O’Brien smiled slightly. ‘You are a flaw in the pattern, Winston. You are a stain that must be wiped out. Did I not tell you just now that we are different from the persecutors of the past? We are not content with negative obedience, nor even with the most abject submission. When finally you surrender to us, it must be of your own free will. We do not destroy the heretic because he resists us: so long as he resists us we never destroy him. We convert him, we capture his inner mind, we reshape him.
We burn all evil and all illusion out of him; we bring him over to our side, not in appearance, but genuinely, heart and soul. We make him one of ourselves before we kill him. It is intolerable to us that an erroneous thought should exist anywhere in the world, however secret and powerless it may be. Even in the instant of death we cannot permit any deviation. In the old days the heretic walked to the stake still a heretic, proclaiming his heresy, exulting in it. Even the victim of the Russian purges could carry rebellion locked up in his skull as he walked down the passage waiting for the bullet. But we make the brain perfect before we blow it out. The command of the old despotisms was “Thou shalt not”.
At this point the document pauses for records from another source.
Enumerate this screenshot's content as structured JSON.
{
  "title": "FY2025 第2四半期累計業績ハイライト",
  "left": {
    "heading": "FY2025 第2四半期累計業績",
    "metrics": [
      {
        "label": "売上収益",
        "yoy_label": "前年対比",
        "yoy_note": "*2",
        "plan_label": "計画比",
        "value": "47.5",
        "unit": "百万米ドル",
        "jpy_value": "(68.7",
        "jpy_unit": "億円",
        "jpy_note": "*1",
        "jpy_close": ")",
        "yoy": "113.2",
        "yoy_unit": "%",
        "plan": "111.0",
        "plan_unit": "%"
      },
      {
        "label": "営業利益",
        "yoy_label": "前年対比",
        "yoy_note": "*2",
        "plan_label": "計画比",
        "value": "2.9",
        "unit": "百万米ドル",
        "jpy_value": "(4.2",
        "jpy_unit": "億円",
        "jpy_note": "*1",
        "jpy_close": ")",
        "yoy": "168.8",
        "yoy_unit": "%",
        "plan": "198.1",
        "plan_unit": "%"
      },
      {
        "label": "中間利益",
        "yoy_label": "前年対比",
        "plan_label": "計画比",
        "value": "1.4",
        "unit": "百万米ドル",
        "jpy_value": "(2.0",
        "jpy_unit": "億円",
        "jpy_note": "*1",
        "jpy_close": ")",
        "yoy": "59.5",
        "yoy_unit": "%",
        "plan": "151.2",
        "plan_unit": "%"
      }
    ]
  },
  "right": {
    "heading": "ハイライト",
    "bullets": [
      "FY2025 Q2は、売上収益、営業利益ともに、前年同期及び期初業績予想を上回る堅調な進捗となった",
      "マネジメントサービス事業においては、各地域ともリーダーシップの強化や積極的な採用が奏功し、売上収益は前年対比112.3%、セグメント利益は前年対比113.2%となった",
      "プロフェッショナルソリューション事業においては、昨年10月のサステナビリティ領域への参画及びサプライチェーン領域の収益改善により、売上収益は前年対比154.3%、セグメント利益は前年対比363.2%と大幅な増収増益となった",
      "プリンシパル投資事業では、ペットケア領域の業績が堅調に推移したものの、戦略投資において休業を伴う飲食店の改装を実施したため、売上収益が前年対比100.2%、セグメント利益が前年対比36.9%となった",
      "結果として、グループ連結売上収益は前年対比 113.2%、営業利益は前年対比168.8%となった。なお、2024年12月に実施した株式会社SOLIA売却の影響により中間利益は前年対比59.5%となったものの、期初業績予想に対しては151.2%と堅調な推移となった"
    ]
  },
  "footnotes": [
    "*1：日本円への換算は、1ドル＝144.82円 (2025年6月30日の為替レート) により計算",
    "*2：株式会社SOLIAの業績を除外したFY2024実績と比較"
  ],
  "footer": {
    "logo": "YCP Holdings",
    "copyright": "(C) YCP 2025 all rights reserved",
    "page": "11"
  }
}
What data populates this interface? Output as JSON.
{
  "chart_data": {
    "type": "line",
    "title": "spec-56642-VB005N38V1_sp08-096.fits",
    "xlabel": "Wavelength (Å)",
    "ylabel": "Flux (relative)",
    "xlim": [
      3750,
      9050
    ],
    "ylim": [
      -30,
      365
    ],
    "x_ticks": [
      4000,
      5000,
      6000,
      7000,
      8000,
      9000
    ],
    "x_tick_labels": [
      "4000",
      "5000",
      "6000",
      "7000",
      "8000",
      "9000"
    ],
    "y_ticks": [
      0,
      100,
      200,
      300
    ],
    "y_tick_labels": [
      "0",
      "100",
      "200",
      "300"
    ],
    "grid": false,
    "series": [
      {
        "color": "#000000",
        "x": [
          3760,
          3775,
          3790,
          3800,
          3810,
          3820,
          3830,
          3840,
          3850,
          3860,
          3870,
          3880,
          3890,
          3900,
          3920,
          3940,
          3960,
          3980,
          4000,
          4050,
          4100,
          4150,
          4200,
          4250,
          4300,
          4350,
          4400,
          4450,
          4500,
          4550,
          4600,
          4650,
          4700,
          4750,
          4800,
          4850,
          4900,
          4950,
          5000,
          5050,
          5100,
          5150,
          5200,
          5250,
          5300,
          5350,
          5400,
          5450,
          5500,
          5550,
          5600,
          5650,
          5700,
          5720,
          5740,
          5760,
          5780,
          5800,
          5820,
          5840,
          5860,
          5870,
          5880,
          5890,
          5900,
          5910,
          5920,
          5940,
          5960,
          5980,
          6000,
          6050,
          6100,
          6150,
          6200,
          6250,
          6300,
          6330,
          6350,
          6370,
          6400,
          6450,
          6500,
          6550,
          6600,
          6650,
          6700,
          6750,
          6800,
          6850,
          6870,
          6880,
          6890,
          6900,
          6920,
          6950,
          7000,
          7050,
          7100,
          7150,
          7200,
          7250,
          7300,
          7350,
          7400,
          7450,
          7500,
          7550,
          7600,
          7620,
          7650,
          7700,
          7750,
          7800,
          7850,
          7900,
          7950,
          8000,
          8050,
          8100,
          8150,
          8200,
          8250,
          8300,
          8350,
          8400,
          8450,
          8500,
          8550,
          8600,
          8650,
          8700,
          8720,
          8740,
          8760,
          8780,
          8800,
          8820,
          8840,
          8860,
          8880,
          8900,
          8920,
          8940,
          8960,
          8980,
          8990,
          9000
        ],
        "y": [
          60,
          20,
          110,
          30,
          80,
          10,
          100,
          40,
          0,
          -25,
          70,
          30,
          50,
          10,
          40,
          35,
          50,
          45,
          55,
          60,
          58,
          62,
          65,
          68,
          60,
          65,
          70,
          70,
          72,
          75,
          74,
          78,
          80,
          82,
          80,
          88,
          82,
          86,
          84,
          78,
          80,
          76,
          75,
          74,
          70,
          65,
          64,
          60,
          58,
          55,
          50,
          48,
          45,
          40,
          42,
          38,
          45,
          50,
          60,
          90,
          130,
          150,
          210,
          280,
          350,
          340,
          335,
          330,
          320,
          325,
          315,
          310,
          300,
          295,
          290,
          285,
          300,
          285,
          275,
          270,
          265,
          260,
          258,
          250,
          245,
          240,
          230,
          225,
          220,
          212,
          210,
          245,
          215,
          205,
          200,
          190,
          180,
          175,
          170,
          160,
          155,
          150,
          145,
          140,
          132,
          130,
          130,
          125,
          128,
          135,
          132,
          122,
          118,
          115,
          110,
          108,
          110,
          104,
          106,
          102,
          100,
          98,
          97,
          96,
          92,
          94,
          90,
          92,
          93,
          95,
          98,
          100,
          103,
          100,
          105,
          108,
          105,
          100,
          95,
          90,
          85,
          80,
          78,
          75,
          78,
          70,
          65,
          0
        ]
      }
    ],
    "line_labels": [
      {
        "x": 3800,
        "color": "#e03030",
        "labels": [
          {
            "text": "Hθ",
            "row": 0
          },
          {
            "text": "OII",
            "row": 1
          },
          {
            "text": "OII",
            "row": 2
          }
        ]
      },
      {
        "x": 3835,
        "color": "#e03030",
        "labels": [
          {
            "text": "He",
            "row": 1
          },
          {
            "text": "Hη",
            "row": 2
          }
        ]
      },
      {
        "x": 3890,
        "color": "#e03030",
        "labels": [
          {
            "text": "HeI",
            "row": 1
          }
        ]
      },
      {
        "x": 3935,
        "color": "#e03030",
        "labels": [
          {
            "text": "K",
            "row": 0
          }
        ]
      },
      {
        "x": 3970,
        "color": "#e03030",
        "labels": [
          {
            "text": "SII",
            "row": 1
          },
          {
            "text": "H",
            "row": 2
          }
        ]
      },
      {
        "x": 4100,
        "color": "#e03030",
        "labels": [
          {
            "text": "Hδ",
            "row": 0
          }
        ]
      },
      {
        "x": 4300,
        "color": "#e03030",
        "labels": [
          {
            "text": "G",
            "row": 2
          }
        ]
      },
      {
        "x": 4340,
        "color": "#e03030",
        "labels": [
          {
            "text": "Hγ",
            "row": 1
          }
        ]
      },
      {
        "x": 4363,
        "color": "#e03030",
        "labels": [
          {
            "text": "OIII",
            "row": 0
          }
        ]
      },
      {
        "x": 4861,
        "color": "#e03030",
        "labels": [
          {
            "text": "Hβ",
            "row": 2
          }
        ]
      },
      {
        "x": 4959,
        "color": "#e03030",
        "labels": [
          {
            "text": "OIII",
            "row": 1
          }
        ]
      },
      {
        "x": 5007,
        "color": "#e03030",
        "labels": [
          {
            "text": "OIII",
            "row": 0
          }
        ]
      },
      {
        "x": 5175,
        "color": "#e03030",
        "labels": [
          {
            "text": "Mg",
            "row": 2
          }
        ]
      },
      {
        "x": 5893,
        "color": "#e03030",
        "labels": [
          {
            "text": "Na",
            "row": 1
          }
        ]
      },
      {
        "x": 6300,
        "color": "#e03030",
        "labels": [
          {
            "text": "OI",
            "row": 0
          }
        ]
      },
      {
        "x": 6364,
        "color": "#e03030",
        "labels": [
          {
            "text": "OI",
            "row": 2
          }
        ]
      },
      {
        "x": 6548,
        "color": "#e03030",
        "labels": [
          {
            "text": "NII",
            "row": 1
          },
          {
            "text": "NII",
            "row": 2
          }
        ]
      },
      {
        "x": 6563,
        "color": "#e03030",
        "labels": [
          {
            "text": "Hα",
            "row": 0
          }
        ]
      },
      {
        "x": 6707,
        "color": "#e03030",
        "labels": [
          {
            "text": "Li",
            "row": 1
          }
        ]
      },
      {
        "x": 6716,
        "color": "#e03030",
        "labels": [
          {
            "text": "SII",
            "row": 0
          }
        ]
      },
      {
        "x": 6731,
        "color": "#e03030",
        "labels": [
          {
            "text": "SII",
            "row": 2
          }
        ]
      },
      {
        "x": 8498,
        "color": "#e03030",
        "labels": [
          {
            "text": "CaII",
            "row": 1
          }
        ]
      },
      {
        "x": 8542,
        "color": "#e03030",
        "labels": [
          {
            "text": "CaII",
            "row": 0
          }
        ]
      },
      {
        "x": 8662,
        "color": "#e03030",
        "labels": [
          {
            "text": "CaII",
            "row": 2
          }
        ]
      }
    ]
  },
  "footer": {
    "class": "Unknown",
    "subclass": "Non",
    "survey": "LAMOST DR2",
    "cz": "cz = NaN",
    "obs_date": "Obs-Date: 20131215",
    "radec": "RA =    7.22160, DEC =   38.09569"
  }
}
The command of the totalitarians was “Thou shalt”. Our command is “THOU ART”. No one whom we bring to this place ever stands out against us. Everyone is washed clean. Even those three miserable traitors in whose innocence you once believed–Jones, Aaronson, and Rutherford–in the end we broke them down. I took part in their interrogation myself. I saw them gradually worn down, whimpering, grovelling, weeping–and in the end it was not with pain or fear, only with penitence. By the time we had finished with them they were only the shells of men. There was nothing left in them except sorrow for what they had done, and love of Big Brother. It was touching to see how they loved him.
They begged to be shot quickly, so that they could die while their minds were still clean.’ His voice had grown almost dreamy. The exaltation, the lunatic enthusiasm, was still in his face.
He is not pretending, thought Winston, he is not a hypocrite, he believes every word he says. What most oppressed him was the consciousness of his own intellectual inferiority. He watched the heavy yet graceful form strolling to and fro, in and out of the range of his vision. O’Brien was a being in all ways larger than himself. There was no idea that he had ever had, or could have, that O’Brien had not long ago known, examined, and rejected. His mind CONTAINED Winston’s mind. But in that case how could it be true that O’Brien was mad? It must be he, Winston, who was mad. O’Brien halted and looked down at him. His voice had grown stern again.